Today's article discusses the power of hands on therapy to relieve not only pain but many other ailments like the dreaded stress!

The healing power of human touch is a positive experience that many people enjoy through therapeutic massage or bodywork. The effects of a good massage go much deeper than the skin's surface. Massage can:

1) Help improve circulation of the blood and lower blood pressure.
2) Act as a detoxification system by propelling toxic waste products through the lymphatic system.
3) Help to improve muscle tone and prevent muscular atrophy resulting from inactivity or illness.
4) Reduce emotional stress and promote a sense of well-being.

How can something as simple as this hands-on therapy have so many positive benefits?
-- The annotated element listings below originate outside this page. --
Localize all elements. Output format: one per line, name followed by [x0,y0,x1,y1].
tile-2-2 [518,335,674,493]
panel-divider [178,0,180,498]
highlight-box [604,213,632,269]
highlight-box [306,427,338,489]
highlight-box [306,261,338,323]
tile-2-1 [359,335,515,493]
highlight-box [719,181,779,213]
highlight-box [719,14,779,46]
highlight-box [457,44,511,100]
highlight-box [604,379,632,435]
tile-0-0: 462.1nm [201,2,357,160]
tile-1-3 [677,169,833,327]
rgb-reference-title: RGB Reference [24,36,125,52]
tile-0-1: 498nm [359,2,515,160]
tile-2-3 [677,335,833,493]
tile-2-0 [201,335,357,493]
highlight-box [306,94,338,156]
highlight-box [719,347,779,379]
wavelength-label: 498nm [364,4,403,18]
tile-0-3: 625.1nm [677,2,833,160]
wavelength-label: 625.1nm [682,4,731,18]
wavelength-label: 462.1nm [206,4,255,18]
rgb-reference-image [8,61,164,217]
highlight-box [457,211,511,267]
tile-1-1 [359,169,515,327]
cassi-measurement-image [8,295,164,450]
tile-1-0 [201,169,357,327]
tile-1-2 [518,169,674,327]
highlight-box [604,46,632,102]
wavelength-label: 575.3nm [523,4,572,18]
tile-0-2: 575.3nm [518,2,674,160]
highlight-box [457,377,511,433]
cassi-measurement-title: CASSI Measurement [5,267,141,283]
A tense or painful muscle is one which is often chronically contracted. In an acute situation such as recent injury, the muscle can be in actual spasm. This contraction or spasm decreases the flow of blood to the muscle, which leads to a decrease in the nutrient and oxygen supply to the cells of the muscle and related nerves. A chronically contracted muscle will build up lactic acid, a sign of fatigue. This oxygen shortage and lactic acid buildup irritates the nerve cells, which perpetuates the contracted muscles. Massage can help remove the lactic acid and other metabolic waste products from the cells and reverse this process, interrupting the vicious cycle of pain-spasm-pain.

There are a multitude of massage styles which are beneficial, depending upon the individual's needs and preferences. They include:

Swedish Massage: this is the basic "relaxation" style of bodywork, which uses long strokes, squeezing and kneading. The Swedish practitioner helps to improve circulation by working to loosen or relax the superficial layers of muscle. This type of massage is particularly useful for muscles which are already sore from stress or a tough workout, as it is often more gentle than other styles.
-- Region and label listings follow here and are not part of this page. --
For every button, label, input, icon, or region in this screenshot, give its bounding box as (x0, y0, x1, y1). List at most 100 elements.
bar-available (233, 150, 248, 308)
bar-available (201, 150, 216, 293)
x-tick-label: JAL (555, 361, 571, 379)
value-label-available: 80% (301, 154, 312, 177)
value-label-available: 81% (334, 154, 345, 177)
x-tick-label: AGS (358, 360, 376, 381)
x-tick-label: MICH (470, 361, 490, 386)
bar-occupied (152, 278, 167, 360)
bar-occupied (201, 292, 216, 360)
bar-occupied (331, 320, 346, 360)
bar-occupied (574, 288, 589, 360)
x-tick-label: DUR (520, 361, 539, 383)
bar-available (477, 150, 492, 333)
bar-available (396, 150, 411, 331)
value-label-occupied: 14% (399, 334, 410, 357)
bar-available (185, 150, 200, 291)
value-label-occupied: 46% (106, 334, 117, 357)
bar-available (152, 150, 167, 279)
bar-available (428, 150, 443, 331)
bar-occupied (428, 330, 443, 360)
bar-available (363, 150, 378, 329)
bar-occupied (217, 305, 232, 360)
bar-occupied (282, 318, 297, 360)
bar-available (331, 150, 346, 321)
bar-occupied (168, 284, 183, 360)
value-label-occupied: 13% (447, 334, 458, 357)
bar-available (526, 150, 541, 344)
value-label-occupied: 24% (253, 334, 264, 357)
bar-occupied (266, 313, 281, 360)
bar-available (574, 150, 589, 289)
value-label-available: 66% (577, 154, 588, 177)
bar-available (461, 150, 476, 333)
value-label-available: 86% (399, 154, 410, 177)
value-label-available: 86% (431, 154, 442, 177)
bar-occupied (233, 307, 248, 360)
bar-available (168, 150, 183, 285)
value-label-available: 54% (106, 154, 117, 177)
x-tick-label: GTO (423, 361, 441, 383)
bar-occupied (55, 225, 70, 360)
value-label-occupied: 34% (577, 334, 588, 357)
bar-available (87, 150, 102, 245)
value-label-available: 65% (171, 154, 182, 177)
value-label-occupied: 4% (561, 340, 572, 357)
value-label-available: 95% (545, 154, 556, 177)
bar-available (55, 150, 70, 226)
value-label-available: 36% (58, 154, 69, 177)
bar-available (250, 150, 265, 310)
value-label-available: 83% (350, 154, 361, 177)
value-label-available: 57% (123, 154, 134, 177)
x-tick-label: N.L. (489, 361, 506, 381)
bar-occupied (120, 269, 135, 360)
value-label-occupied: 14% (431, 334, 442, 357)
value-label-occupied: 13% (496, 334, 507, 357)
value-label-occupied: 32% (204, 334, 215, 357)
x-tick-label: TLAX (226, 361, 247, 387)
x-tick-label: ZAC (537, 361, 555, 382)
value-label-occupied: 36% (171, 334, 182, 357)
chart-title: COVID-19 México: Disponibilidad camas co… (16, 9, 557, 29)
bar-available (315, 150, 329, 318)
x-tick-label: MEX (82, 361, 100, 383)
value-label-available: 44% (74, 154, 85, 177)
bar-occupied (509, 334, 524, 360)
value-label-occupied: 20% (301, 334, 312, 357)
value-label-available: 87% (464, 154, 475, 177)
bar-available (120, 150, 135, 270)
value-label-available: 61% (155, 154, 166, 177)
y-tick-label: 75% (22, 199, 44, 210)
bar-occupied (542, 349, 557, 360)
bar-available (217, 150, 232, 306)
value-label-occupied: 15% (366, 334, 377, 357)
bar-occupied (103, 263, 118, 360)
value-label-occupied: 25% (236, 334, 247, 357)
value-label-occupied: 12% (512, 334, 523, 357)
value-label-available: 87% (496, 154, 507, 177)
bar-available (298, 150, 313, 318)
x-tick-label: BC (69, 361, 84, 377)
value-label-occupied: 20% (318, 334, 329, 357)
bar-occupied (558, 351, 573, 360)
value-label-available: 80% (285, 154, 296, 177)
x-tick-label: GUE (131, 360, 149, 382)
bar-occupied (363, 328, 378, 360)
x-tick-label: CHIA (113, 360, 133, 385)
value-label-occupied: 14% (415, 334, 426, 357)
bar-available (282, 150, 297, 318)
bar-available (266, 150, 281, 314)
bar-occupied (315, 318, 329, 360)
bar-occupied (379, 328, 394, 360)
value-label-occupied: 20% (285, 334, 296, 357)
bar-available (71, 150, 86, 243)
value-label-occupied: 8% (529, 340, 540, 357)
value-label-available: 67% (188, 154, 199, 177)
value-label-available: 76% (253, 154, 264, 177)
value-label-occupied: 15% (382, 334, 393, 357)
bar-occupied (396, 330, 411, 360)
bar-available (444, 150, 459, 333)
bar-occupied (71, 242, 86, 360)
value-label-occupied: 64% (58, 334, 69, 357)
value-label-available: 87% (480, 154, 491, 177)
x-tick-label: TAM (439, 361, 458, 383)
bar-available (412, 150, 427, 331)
Sports Massage: this form of massage works on a deeper level of musculature or connective tissue. This style fits more with the "no pain, no gain" philosophy. The therapist uses slow, hard strokes and deep, sustained finger pressure to work deeply into the contracted muscles, fascia and tendons. This technique increases flexibility, encourages muscles to work at their fullest capacity, and speeds up the healing process by reducing swelling following an injury. It is especially indicated for athletes and "week-end warriors" who suffer from tight or sore muscles.

Shiatsu and Acupressure: rather than being simply relaxing, this form of bodywork tends to be invigorating. Fingers, thumbs, fists and elbows are used to apply pressure to points along acupuncture meridians, which are believed to be the energy pathways of the body. The focus of this type of therapy is on relieving blocks in the pathways and rebalancing the flow of energy.

Reflexology and Zone Therapy: reflexology works on the assumption that parts of the feet (as well as parts of the ears and hands) correspond to other parts of the body's anatomy. In other words, stress or illness in a certain part of the body may show up as a painful or sensitive area on a specific area of the foot. Reflexologists apply pressure to the side, top or bottom of the feet to help reduce dysfunction in other parts of the body.

Not all techniques work for everyone, so make sure to inquire about the philosophy and style of the massage therapist you call. If your massage isn't as satisfying as you had hoped, don't give up. Try another therapist! Massage therapy schools are a cost-effective way to test out different styles of massage; senior students generally work for lower fees while they complete their internship.

There are a few conditions in which massage would not be a good option, such as marked inflammation, fever, significant swelling or very severe pain. But for the garden variety aches and pains that most of us experience, as well as for the general stresses of life, massage is an outstanding way to treat ourselves to a positive, revitalizing experience.

Wishing you all Health and Happiness always!